The ex-minister resigned from the oil portfolio three days after the anti-corruption operation began. With a short message posted on Twitter, he announced that he would collaborate with the authorities, which Maduro ratified the same day, the only time he has spoken of officiality.
They’ve been around ever since endless rumors about the fate of El Aissami without the Government confirming anything, an information vacuum that accelerates the proliferation of unofficial versions due, also, to the delay of the Public Prosecutor’s Office in communicating the progress of the operation, many of which announced hours and days before by the local media.
plots of power
The investigations discovered several heads in the corruption monster, which confirms, among other things, the complaints of recent years by trade unions and opponents on the mismanagement of public resources in various companies and state institutions, where the majority of workers earn less than $50 a month.
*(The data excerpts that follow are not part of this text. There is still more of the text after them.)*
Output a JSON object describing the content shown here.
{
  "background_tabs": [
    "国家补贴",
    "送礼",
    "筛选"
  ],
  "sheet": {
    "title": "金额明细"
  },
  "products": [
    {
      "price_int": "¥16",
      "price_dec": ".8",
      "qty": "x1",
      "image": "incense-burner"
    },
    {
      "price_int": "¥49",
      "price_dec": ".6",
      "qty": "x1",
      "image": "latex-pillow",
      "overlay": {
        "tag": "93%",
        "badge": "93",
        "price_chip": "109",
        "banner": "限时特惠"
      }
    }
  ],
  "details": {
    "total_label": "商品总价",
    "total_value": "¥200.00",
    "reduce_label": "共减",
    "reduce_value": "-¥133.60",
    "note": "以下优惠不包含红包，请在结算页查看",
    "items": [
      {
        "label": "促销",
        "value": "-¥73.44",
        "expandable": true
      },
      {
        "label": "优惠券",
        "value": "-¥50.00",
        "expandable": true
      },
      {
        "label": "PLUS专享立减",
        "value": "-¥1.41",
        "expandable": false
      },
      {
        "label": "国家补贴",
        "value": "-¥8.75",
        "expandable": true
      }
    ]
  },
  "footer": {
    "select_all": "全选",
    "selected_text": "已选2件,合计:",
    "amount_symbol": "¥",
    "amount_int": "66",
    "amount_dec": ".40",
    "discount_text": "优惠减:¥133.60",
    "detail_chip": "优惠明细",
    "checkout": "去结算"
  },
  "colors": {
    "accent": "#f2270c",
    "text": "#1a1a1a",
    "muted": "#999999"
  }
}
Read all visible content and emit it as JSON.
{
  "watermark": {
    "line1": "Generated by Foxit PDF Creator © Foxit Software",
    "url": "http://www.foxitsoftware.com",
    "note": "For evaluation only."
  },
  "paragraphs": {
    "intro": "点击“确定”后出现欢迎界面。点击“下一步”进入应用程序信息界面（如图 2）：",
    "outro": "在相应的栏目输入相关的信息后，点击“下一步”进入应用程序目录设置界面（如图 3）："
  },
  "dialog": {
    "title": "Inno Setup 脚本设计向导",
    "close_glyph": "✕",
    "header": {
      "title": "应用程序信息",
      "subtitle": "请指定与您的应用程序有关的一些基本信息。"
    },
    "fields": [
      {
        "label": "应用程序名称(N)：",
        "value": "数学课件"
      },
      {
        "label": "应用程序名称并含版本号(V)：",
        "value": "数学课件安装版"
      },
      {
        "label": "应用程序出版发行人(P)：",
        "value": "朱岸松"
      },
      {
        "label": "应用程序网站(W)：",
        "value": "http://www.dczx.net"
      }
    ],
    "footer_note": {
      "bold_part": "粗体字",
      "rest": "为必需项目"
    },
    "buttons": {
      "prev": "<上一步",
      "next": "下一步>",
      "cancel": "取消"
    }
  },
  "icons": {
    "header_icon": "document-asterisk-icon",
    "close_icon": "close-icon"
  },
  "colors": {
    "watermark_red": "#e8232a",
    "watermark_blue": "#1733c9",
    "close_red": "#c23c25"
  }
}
Within the state-owned Petróleos de Venezuela (PDVSA) and the Crypto Assets Superintendence, the largest plot has been hatched -which has so far left 99 raids-, while the authorities have detected other corrupt practices in the Venezuelan Corporation of Guayana (CVG) -a conglomerate of mining, forestry and electricity companies and in the state-owned Cartoons de Venezuela.
In addition, the Anti-Corruption Police also raised stones in the Judiciary, where it found out a plot that so far leaves six arrest warrants and six raids, procedures that have been replicated in at least two town halls.
Given this scenario, unofficial estimates of the stolen amount are estimated at several billion dollars, and while there are no confirmed amounts, Maduro has ordered that “everything that has been confiscated” from corrupt people and drug traffickers be handed over to the police for their use. work to ensure the safety of citizens.
EFE Agency
Source: Clarin
Mary Ortiz is a seasoned journalist with a passion for world events. As a writer for News Rebeat, she brings a fresh perspective to the latest global happenings and provides in-depth coverage that offers a deeper understanding of the world around us.